The YouGov survey of more than 100,000 people for the The Times predicts the Tories will win 339 seats on Thursday – 20 fewer than forecast a fortnight ago.
Labour would win 231 – up 20 on the last poll – with the Lib Dems picking up 15 seats and the SNP 41. That would be enough to give the Conservatives a majority of 28 seats.
That would be the Tories' best election performance since 1987 and Labour's worst since the same year.
Most Conservative gains are expected to be from Labour, but in Scotland the poll predicts they will take Lanark and Hamilton East from the SNP.

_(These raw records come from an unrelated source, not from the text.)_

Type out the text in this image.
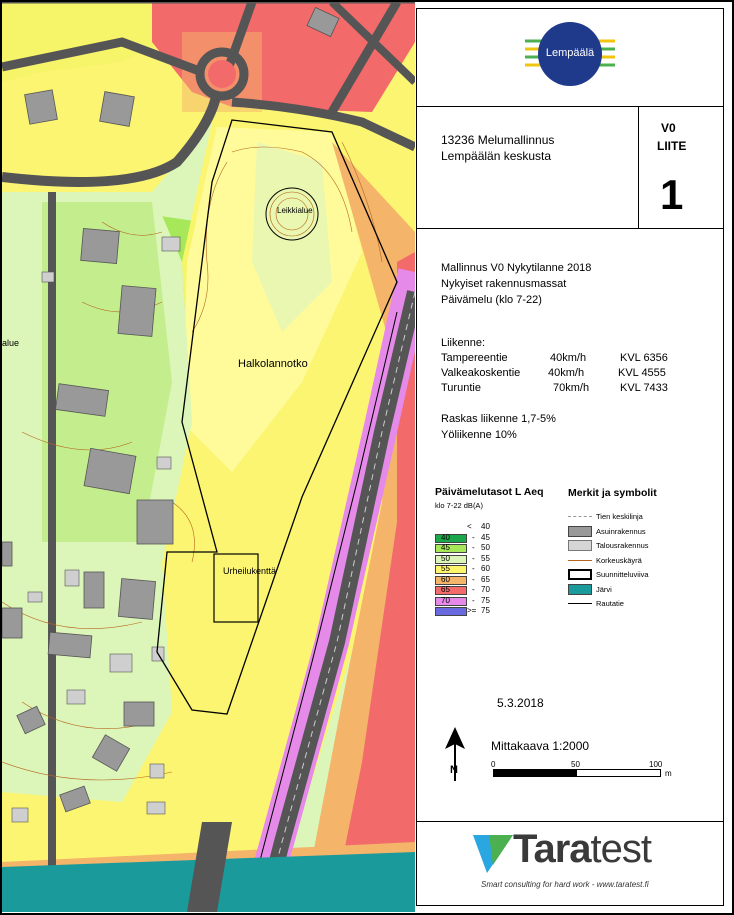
Leikkialue
Halkolannotko
Urheilukenttä
alue
Lempäälä
13236 Melumallinnus
Lempäälän keskusta
V0
LIITE
1
Mallinnus V0 Nykytilanne 2018
Nykyiset rakennusmassat
Päivämelu (klo 7-22)
Liikenne:
Tampereentie	40km/h	KVL 6356
Valkeakoskentie	40km/h	KVL 4555
Turuntie	70km/h	KVL 7433
Raskas liikenne 1,7-5%
Yöliikenne 10%
Päivämelutasot L Aeq
klo 7-22 dB(A)
< 40
40	- 45
45	- 50
50	- 55
55	- 60
60	- 65
65	- 70
70	- 75
>= 75
Merkit ja symbolit
Tien keskilinja
Asuinrakennus
Talousrakennus
Korkeuskäyrä
Suunnitteluviiva
Järvi
Rautatie
5.3.2018
N
Mittakaava 1:2000
0	50	100
m
Taratest
Smart consulting for hard work - www.taratest.fi
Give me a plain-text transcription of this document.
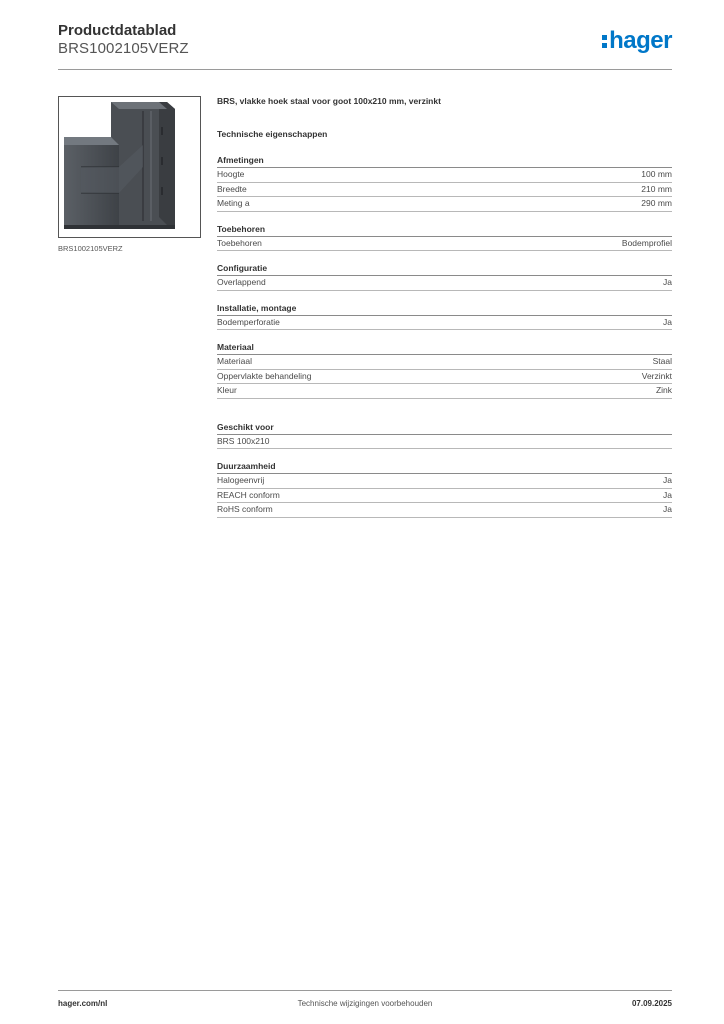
Productdatablad
BRS1002105VERZ	hager
BRS1002105VERZ
BRS, vlakke hoek staal voor goot 100x210 mm, verzinkt
Technische eigenschappen
Afmetingen
Hoogte	100 mm
Breedte	210 mm
Meting a	290 mm
Toebehoren
Toebehoren	Bodemprofiel
Configuratie
Overlappend	Ja
Installatie, montage
Bodemperforatie	Ja
Materiaal
Materiaal	Staal
Oppervlakte behandeling	Verzinkt
Kleur	Zink
Geschikt voor
BRS 100x210
Duurzaamheid
Halogeenvrij	Ja
REACH conform	Ja
RoHS conform	Ja
hager.com/nl	Technische wijzigingen voorbehouden	07.09.2025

The SNP, meanwhile, is predicted to take Angus, East Renfrewshire, Gordon, Ochil and South Perthshire, and Stirling from the Tories and Glasgow North East and Midlothian from Labour.

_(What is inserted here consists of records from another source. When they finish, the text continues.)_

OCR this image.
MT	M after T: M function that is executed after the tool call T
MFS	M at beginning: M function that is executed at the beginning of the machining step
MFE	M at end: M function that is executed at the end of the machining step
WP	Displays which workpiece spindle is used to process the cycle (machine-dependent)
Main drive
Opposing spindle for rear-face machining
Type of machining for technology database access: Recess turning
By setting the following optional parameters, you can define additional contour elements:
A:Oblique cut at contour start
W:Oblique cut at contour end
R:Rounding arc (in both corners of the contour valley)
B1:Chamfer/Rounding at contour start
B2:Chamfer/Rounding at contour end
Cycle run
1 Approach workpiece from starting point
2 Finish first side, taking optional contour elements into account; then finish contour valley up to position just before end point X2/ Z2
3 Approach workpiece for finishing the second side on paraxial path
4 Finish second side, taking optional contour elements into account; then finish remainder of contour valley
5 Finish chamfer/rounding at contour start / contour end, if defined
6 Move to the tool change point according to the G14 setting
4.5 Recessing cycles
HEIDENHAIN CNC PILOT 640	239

Labour is not predicted to make any gains in Scotland, but the poll suggests it may lose fewer seats than has been thought from previous opinion polls.

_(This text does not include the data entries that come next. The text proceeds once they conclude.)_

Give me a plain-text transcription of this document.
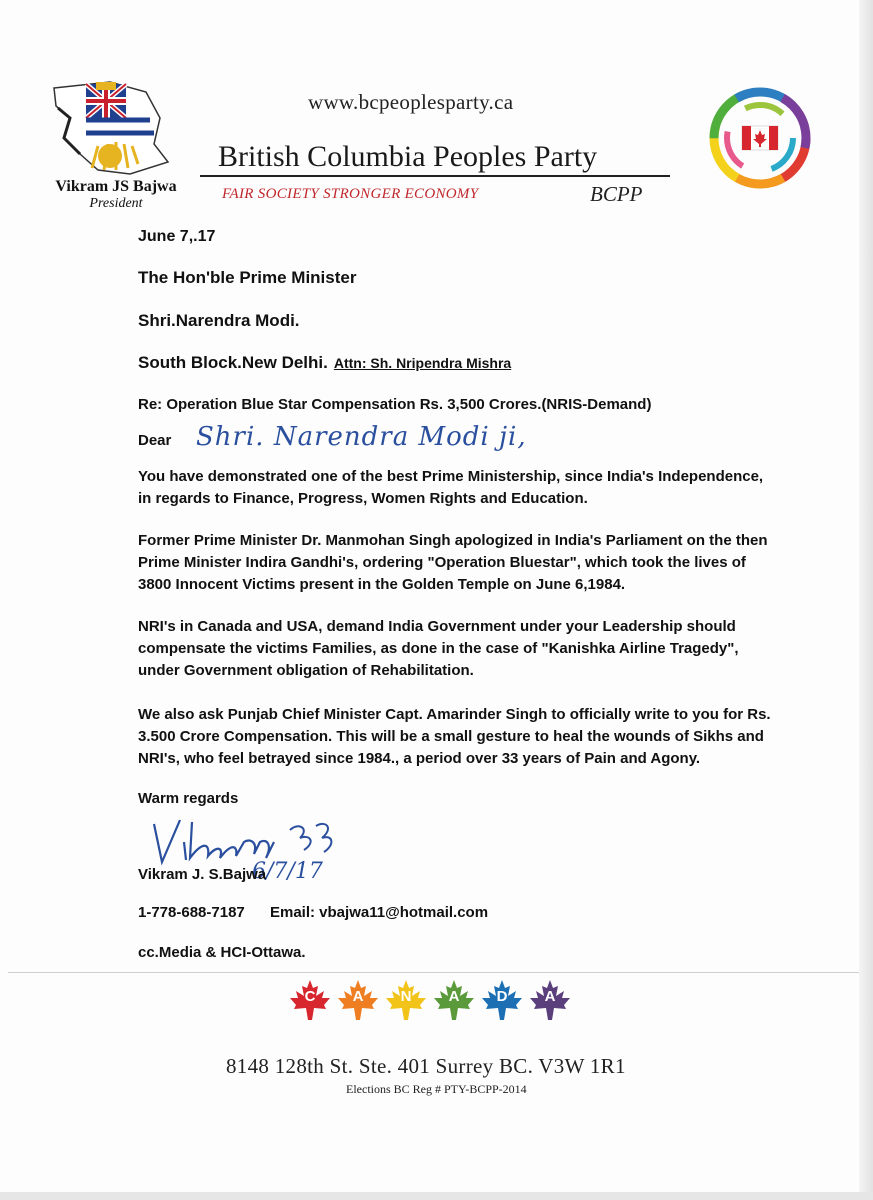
Vikram JS Bajwa
President
www.bcpeoplesparty.ca
British Columbia Peoples Party
FAIR SOCIETY STRONGER ECONOMY	BCPP
June 7,.17
The Hon'ble Prime Minister
Shri.Narendra Modi.
South Block.New Delhi. Attn: Sh. Nripendra Mishra
Re: Operation Blue Star Compensation Rs. 3,500 Crores.(NRIS-Demand)
Dear Shri. Narendra Modi ji,
You have demonstrated one of the best Prime Ministership, since India's Independence, in regards to Finance, Progress, Women Rights and Education.
Former Prime Minister Dr. Manmohan Singh apologized in India's Parliament on the then Prime Minister Indira Gandhi's, ordering "Operation Bluestar", which took the lives of 3800 Innocent Victims present in the Golden Temple on June 6,1984.
NRI's in Canada and USA, demand India Government under your Leadership should compensate the victims Families, as done in the case of "Kanishka Airline Tragedy", under Government obligation of Rehabilitation.
We also ask Punjab Chief Minister Capt. Amarinder Singh to officially write to you for Rs. 3.500 Crore Compensation. This will be a small gesture to heal the wounds of Sikhs and NRI's, who feel betrayed since 1984., a period over 33 years of Pain and Agony.
Warm regards
6/7/17
Vikram J. S.Bajwa
1-778-688-7187 Email: vbajwa11@hotmail.com
cc.Media & HCI-Ottawa.
C	A	N	A	D	A
8148 128th St. Ste. 401 Surrey BC. V3W 1R1
Elections BC Reg # PTY-BCPP-2014
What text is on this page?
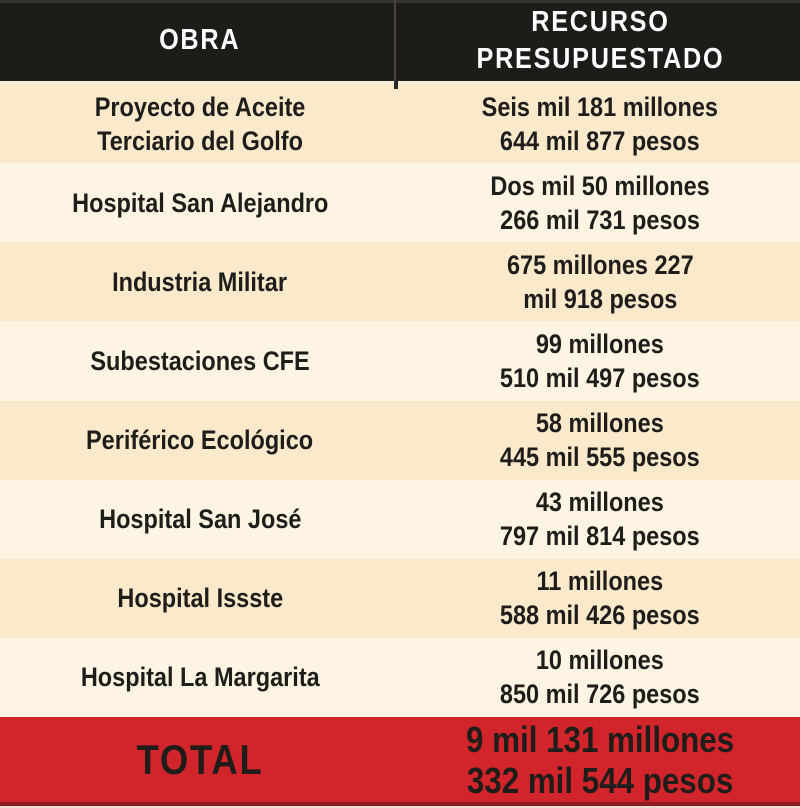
OBRA
RECURSO
PRESUPUESTADO
Proyecto de Aceite
Terciario del Golfo
Seis mil 181 millones
644 mil 877 pesos
Hospital San Alejandro
Dos mil 50 millones
266 mil 731 pesos
Industria Militar
675 millones 227
mil 918 pesos
Subestaciones CFE
99 millones
510 mil 497 pesos
Periférico Ecológico
58 millones
445 mil 555 pesos
Hospital San José
43 millones
797 mil 814 pesos
Hospital Issste
11 millones
588 mil 426 pesos
Hospital La Margarita
10 millones
850 mil 726 pesos
TOTAL	9 mil 131 millones
332 mil 544 pesos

However, YouGov said that the margin of error meant that the Tories could win as little as 311 seats, meaning a hung parliament cannot be ruled out.
That would be fewer seats than Theresa May won in 2017 and would raise serious questions about whether Boris Johnson could remain as Tory leader.
The so-called 'multi-level regression and post-stratification', or MRP, poll predicts that the Tories will receive 43 per cent of the vote, Labour 34 per cent, the Lib Dems 12 per cent and the Brexit Party three per cent.
YouGov's previous MRP poll had Labour losing 44 seats to the Conservatives, but this has now dropped to 29.
The MRP survey mapped the voting preferences of 105,612 people based on age, gender, education, previous votes and other factors, a much larger sample than usual polls, to come up with estimates for each constituency.
Chris Curtis, YouGov’s political research manager, said: “Our latest and final poll shows that a small Conservative majority is likely, with the Tories taking 22 more seats than in 2017 and Labour losing 31.
“This would be the best and worst results respectively for each party since the 80s.
“But the margins are extremely tight and small swings in a small number of seats, perhaps from tactical voting and a continuation of Labour’s recent upward trend, means we can’t currently rule out a hung parliament.
“As things currently stand there are 85 seats with a margin of error of five per cent or less.”